Treatment of ulcerative colitis with germinated barley foodstuff feeding: a pilot study

Aliment Pharmacol Ther. 1998 Dec;12(12):1225-30.

Mitsuyama K, Saiki T, Kanauchi O, Iwanaga T, Tomiyasu N, Nishiyama T, Tateishi H, Shirachi A, Ide M, Suzuki A, Noguchi K, Ikeda H, Toyonaga A, Sata M.

Second Department of Medicine, Kurume University School of Medicine, Fukuoka, Japan.

BACKGROUND: Germinated barley foodstuff (GBF) has been shown to attenuate intestinal injury in animal models, largely by increasing luminal short-chain fatty acid production. AIM: To investigate the safety and efficacy of GBF in the treatment of ulcerative colitis (UC).

METHODS: Ten patients with active UC received 30 g of GBF daily for 4 weeks in an open-label treatment protocol while the baseline anti-inflammatory therapy was continued. The response to treatment was evaluated clinically and endoscopically. Pre- and post-treatment stool concentrations of short-chain fatty acids were measured by gas-liquid chromatography.

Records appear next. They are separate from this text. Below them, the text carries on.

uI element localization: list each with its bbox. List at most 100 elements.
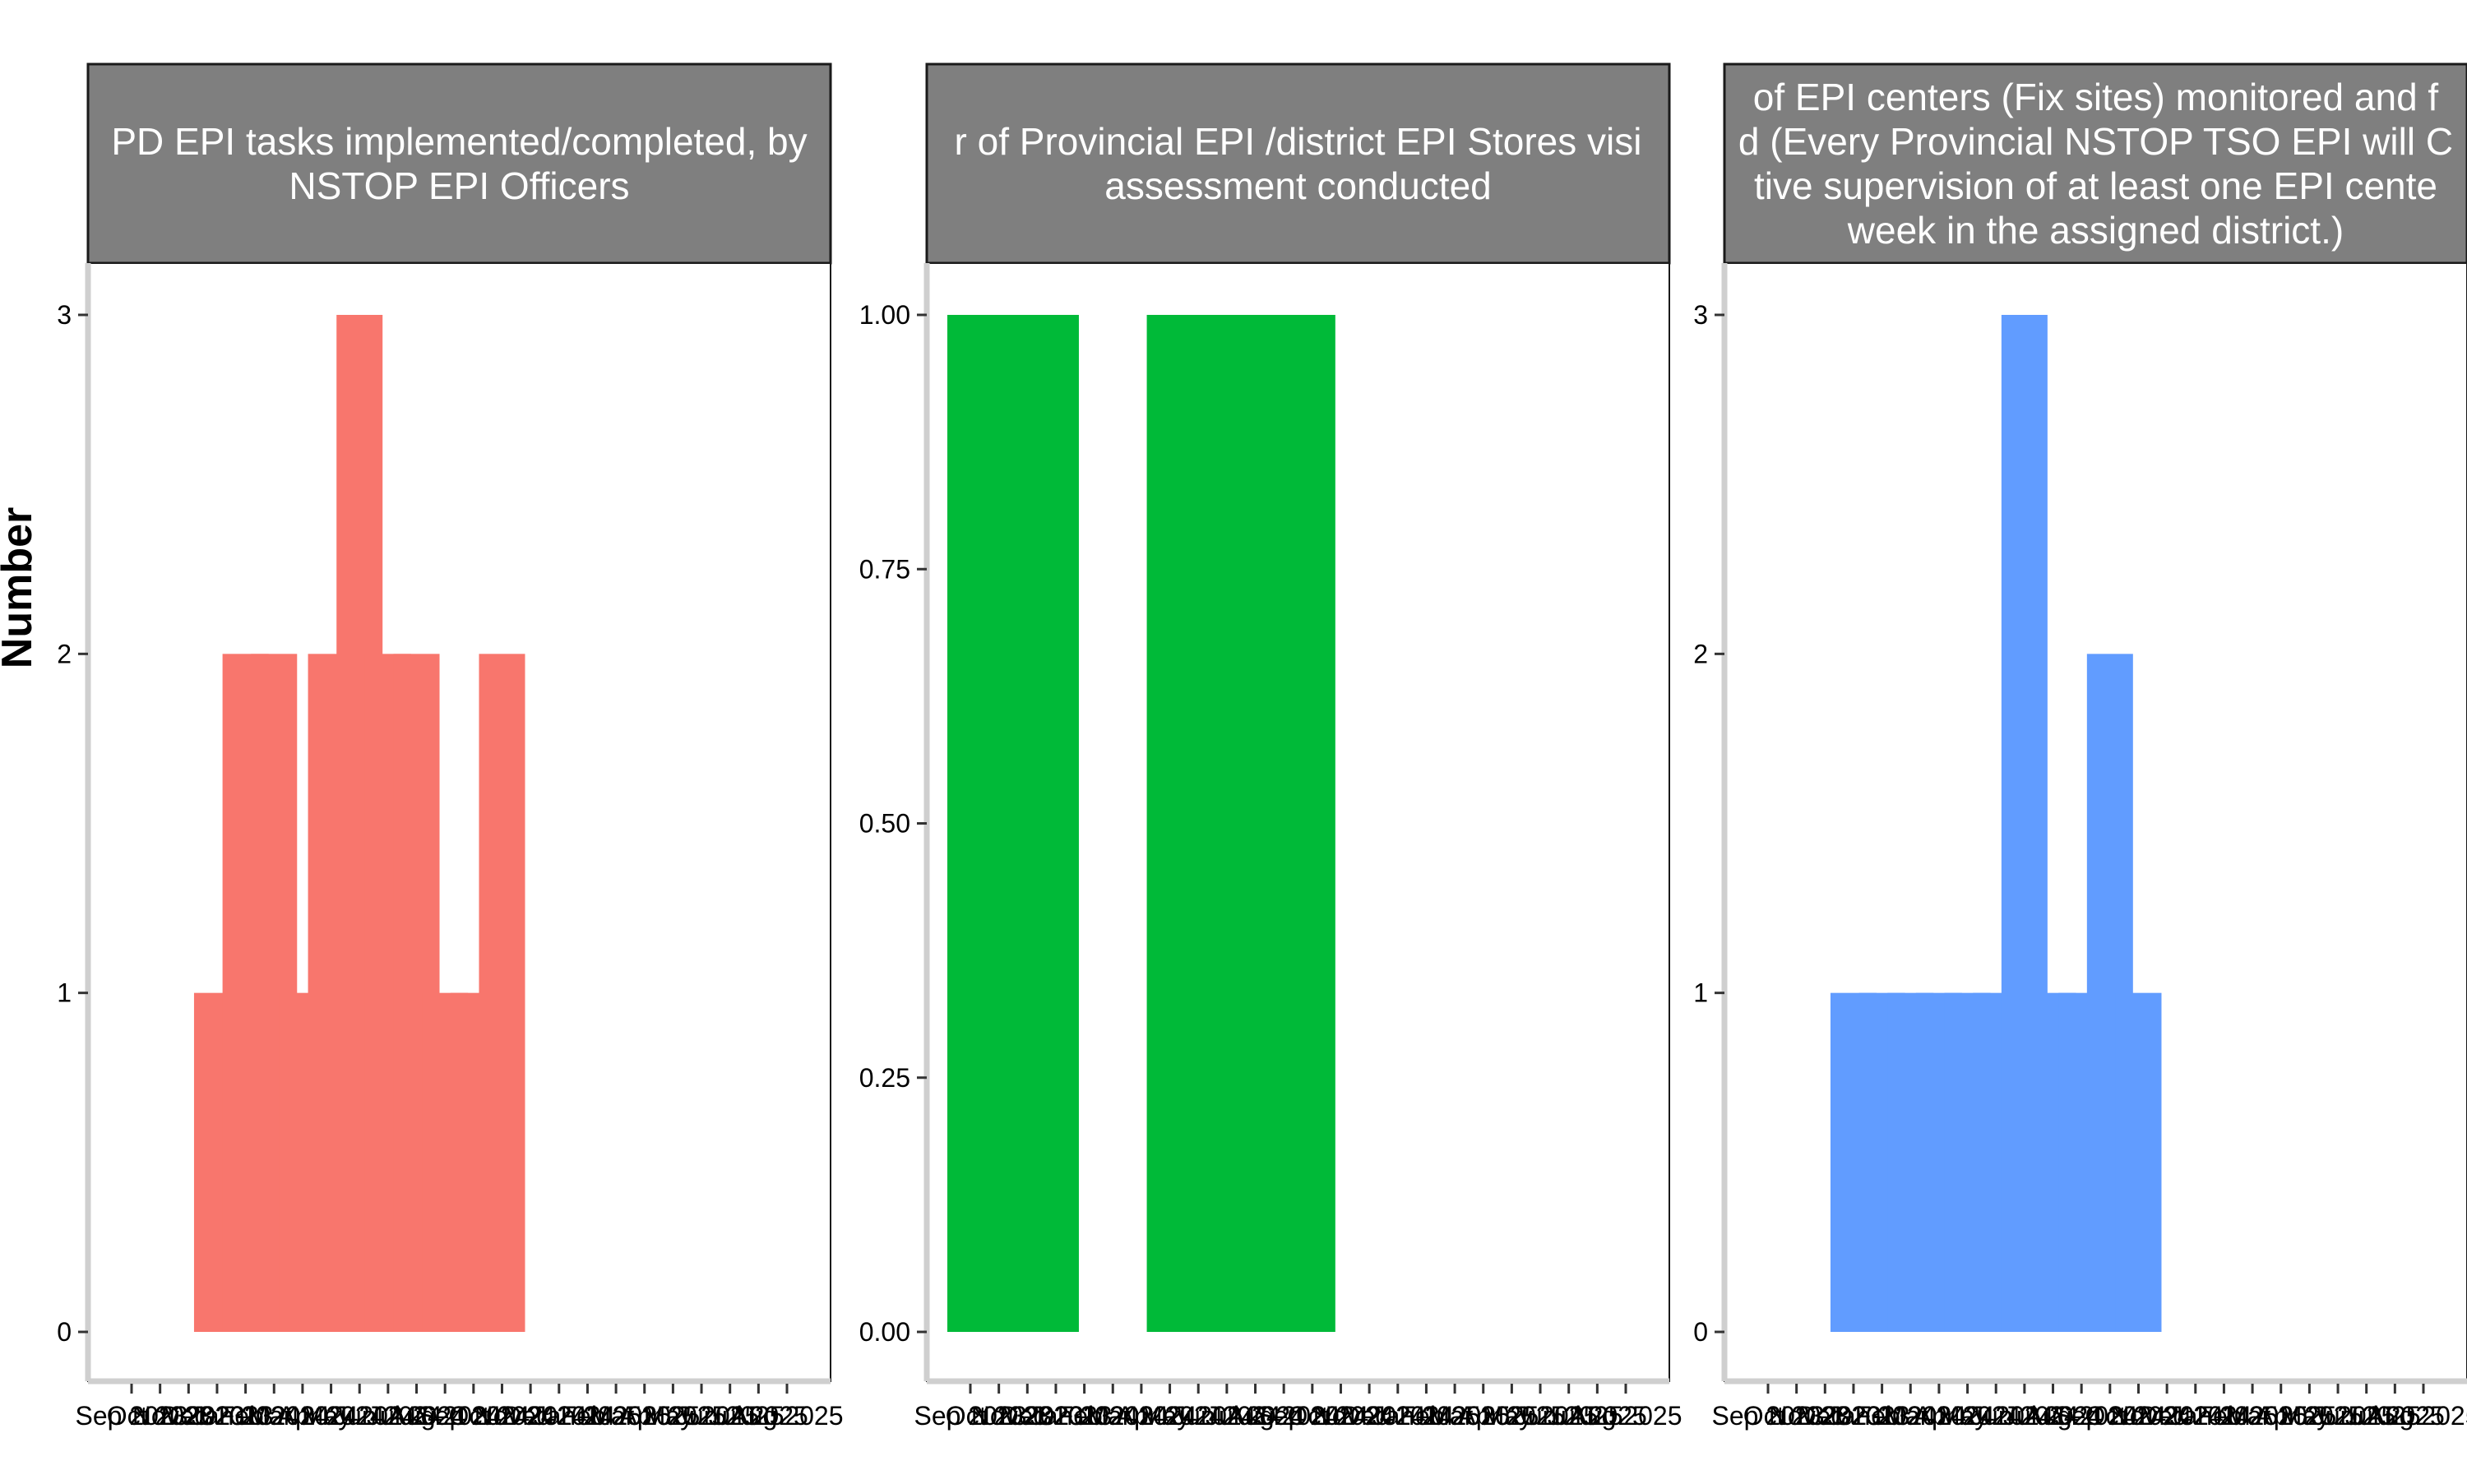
x-tick-label: Jun 2024 xyxy=(1970,1401,2079,1431)
x-tick-label: Nov 2023 xyxy=(1769,1401,1881,1431)
x-tick-label: Sep 2024 xyxy=(2053,1401,2166,1431)
x-tick-label: Nov 2024 xyxy=(2111,1401,2224,1431)
x-tick-label: Nov 2023 xyxy=(971,1401,1084,1431)
x-tick-label: Aug 2025 xyxy=(1569,1401,1682,1431)
y-tick-label: 0.00 xyxy=(859,1317,910,1347)
x-tick-label: Oct 2023 xyxy=(946,1401,1053,1431)
facet-title-line: r of Provincial EPI /district EPI Stores… xyxy=(955,120,1642,163)
y-tick-label: 0 xyxy=(1693,1317,1708,1347)
facet-strip xyxy=(1723,62,2467,265)
x-tick-label: Apr 2025 xyxy=(2256,1401,2363,1431)
x-tick-label: Feb 2025 xyxy=(1399,1401,1510,1431)
x-tick-label: Jul 2025 xyxy=(2345,1401,2445,1431)
x-tick-label: Mar 2024 xyxy=(1883,1401,1994,1431)
x-tick-label: Dec 2023 xyxy=(999,1401,1112,1431)
x-tick-label: Apr 2024 xyxy=(1914,1401,2021,1431)
x-tick-label: Oct 2024 xyxy=(1288,1401,1395,1431)
x-tick-label: Jun 2025 xyxy=(2312,1401,2421,1431)
x-tick-label: Feb 2024 xyxy=(1058,1401,1169,1431)
x-tick-label: Sep 2023 xyxy=(914,1401,1026,1431)
x-tick-label: Oct 2024 xyxy=(449,1401,556,1431)
x-tick-label: Apr 2025 xyxy=(619,1401,726,1431)
facet-title-line: of EPI centers (Fix sites) monitored and… xyxy=(1753,76,2439,118)
x-tick-label: Dec 2024 xyxy=(2139,1401,2252,1431)
x-tick-label: May 2024 xyxy=(1141,1401,1257,1431)
panel-2: r of Provincial EPI /district EPI Stores… xyxy=(859,62,1682,1431)
x-tick-label: Nov 2024 xyxy=(1313,1401,1426,1431)
x-tick-label: Nov 2024 xyxy=(474,1401,587,1431)
x-tick-label: Jul 2025 xyxy=(709,1401,808,1431)
y-tick-label: 1.00 xyxy=(859,300,910,330)
x-tick-label: May 2024 xyxy=(1938,1401,2054,1431)
y-tick-label: 2 xyxy=(57,639,72,668)
x-tick-label: Sep 2023 xyxy=(1711,1401,1824,1431)
x-tick-label: Apr 2024 xyxy=(1117,1401,1224,1431)
x-tick-label: Jul 2024 xyxy=(2003,1401,2103,1431)
facet-strip xyxy=(925,62,1671,265)
facet-title-line: PD EPI tasks implemented/completed, by xyxy=(111,120,807,163)
x-tick-label: Jul 2024 xyxy=(367,1401,466,1431)
y-tick-label: 3 xyxy=(1693,300,1708,330)
x-tick-label: Apr 2024 xyxy=(278,1401,385,1431)
x-tick-label: Aug 2025 xyxy=(730,1401,843,1431)
y-tick-label: 0 xyxy=(57,1317,72,1347)
x-tick-label: May 2024 xyxy=(302,1401,418,1431)
x-tick-label: Mar 2024 xyxy=(1085,1401,1196,1431)
facet-title-line: NSTOP EPI Officers xyxy=(289,164,629,207)
x-tick-label: Aug 2024 xyxy=(2025,1401,2138,1431)
x-tick-label: Mar 2025 xyxy=(1428,1401,1539,1431)
x-tick-label: Feb 2025 xyxy=(560,1401,671,1431)
x-tick-label: Mar 2024 xyxy=(247,1401,358,1431)
bar xyxy=(1032,315,1079,1332)
x-tick-label: Jun 2024 xyxy=(334,1401,442,1431)
y-tick-label: 1 xyxy=(1693,978,1708,1008)
x-tick-label: Feb 2025 xyxy=(2196,1401,2307,1431)
x-tick-label: Jun 2024 xyxy=(1173,1401,1281,1431)
y-tick-label: 3 xyxy=(57,300,72,330)
y-tick-label: 2 xyxy=(1693,639,1708,668)
bar xyxy=(2115,992,2162,1332)
x-tick-label: Dec 2024 xyxy=(1341,1401,1454,1431)
x-tick-label: Sep 2023 xyxy=(75,1401,187,1431)
panel-1: PD EPI tasks implemented/completed, byNS… xyxy=(57,62,844,1431)
x-tick-label: May 2025 xyxy=(644,1401,760,1431)
facet-strip xyxy=(86,62,832,265)
x-tick-label: May 2025 xyxy=(2280,1401,2396,1431)
x-tick-label: Feb 2024 xyxy=(219,1401,330,1431)
y-tick-label: 0.25 xyxy=(859,1063,910,1093)
x-tick-label: Sep 2024 xyxy=(417,1401,530,1431)
x-tick-label: Jan 2024 xyxy=(1828,1401,1937,1431)
facet-title-line: week in the assigned district.) xyxy=(1847,209,2344,252)
bar xyxy=(479,654,525,1332)
x-tick-label: Jan 2025 xyxy=(1372,1401,1481,1431)
x-tick-label: Nov 2023 xyxy=(132,1401,245,1431)
x-tick-label: Apr 2025 xyxy=(1458,1401,1565,1431)
x-tick-label: Aug 2025 xyxy=(2367,1401,2467,1431)
x-tick-label: Mar 2025 xyxy=(589,1401,700,1431)
facet-title-line: assessment conducted xyxy=(1104,164,1492,207)
facet-title-line: d (Every Provincial NSTOP TSO EPI will C xyxy=(1738,120,2453,163)
x-tick-label: Aug 2024 xyxy=(1228,1401,1340,1431)
x-tick-label: Sep 2024 xyxy=(1256,1401,1368,1431)
x-tick-label: Jan 2025 xyxy=(2170,1401,2279,1431)
x-tick-label: Jan 2025 xyxy=(534,1401,642,1431)
x-tick-label: Jan 2024 xyxy=(1030,1401,1139,1431)
x-tick-label: Dec 2023 xyxy=(1797,1401,1909,1431)
x-tick-label: Feb 2024 xyxy=(1855,1401,1966,1431)
y-tick-label: 0.75 xyxy=(859,554,910,584)
panel-3: of EPI centers (Fix sites) monitored and… xyxy=(1693,62,2467,1431)
x-tick-label: Oct 2024 xyxy=(2085,1401,2192,1431)
x-tick-label: Jun 2025 xyxy=(676,1401,785,1431)
x-tick-label: Dec 2023 xyxy=(160,1401,273,1431)
x-tick-label: Oct 2023 xyxy=(107,1401,214,1431)
y-axis-label: Number xyxy=(0,507,41,668)
x-tick-label: Jul 2025 xyxy=(1548,1401,1647,1431)
x-tick-label: Oct 2023 xyxy=(1743,1401,1850,1431)
bar xyxy=(1289,315,1335,1332)
x-tick-label: May 2025 xyxy=(1483,1401,1599,1431)
facet-title-line: tive supervision of at least one EPI cen… xyxy=(1754,164,2437,207)
x-tick-label: Jan 2024 xyxy=(192,1401,300,1431)
y-tick-label: 1 xyxy=(57,978,72,1008)
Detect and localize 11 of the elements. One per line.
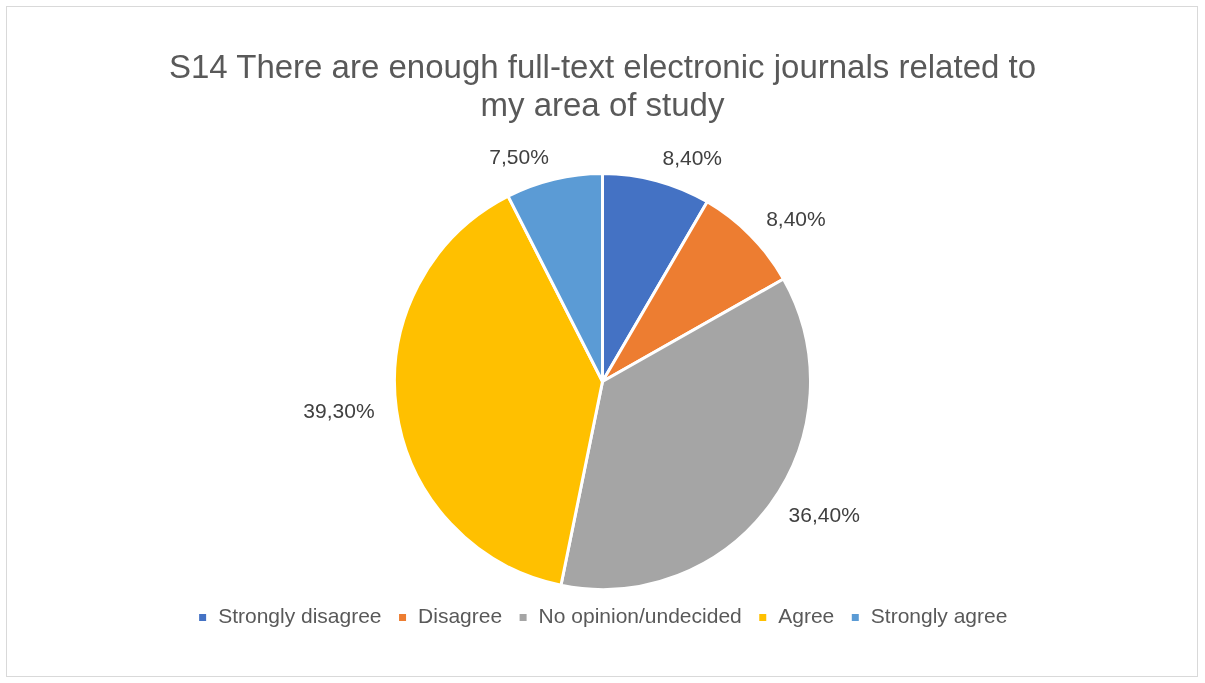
data-label: 8,40%	[662, 146, 723, 170]
data-label: 36,40%	[788, 503, 860, 527]
legend-label: No opinion/undecided	[538, 604, 742, 628]
data-label: 8,40%	[766, 206, 826, 230]
chart-title: S14 There are enough full-text electronic journals related to my area of study	[167, 48, 1038, 124]
data-label: 7,50%	[489, 144, 549, 168]
legend-label: Strongly agree	[870, 604, 1008, 628]
data-label: 39,30%	[303, 399, 375, 423]
legend-label: Strongly disagree	[218, 604, 382, 628]
legend-label: Disagree	[418, 604, 503, 628]
legend-label: Agree	[778, 604, 835, 628]
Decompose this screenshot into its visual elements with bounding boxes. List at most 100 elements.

RESULTS: Patients showed improvement in their clinical activity index scores, with a significant decrease in the score from 6.9+/-1.4 to 2.8+/-1.5 (mean+/-S.E.M., P < 0.05). The endoscopic index score fell from 6.1+/-2.3 to 3.8+/-2.3 (P < 0.0001). Patients showed an increase in stool butyrate concentrations after GBF treatment (P < 0.05). No side-effects were observed.

CONCLUSIONS: Oral GBF therapy may have a place in management of ulcerative colitis, but controlled studies are needed to demonstrate its efficacy in the treatment of this disorder.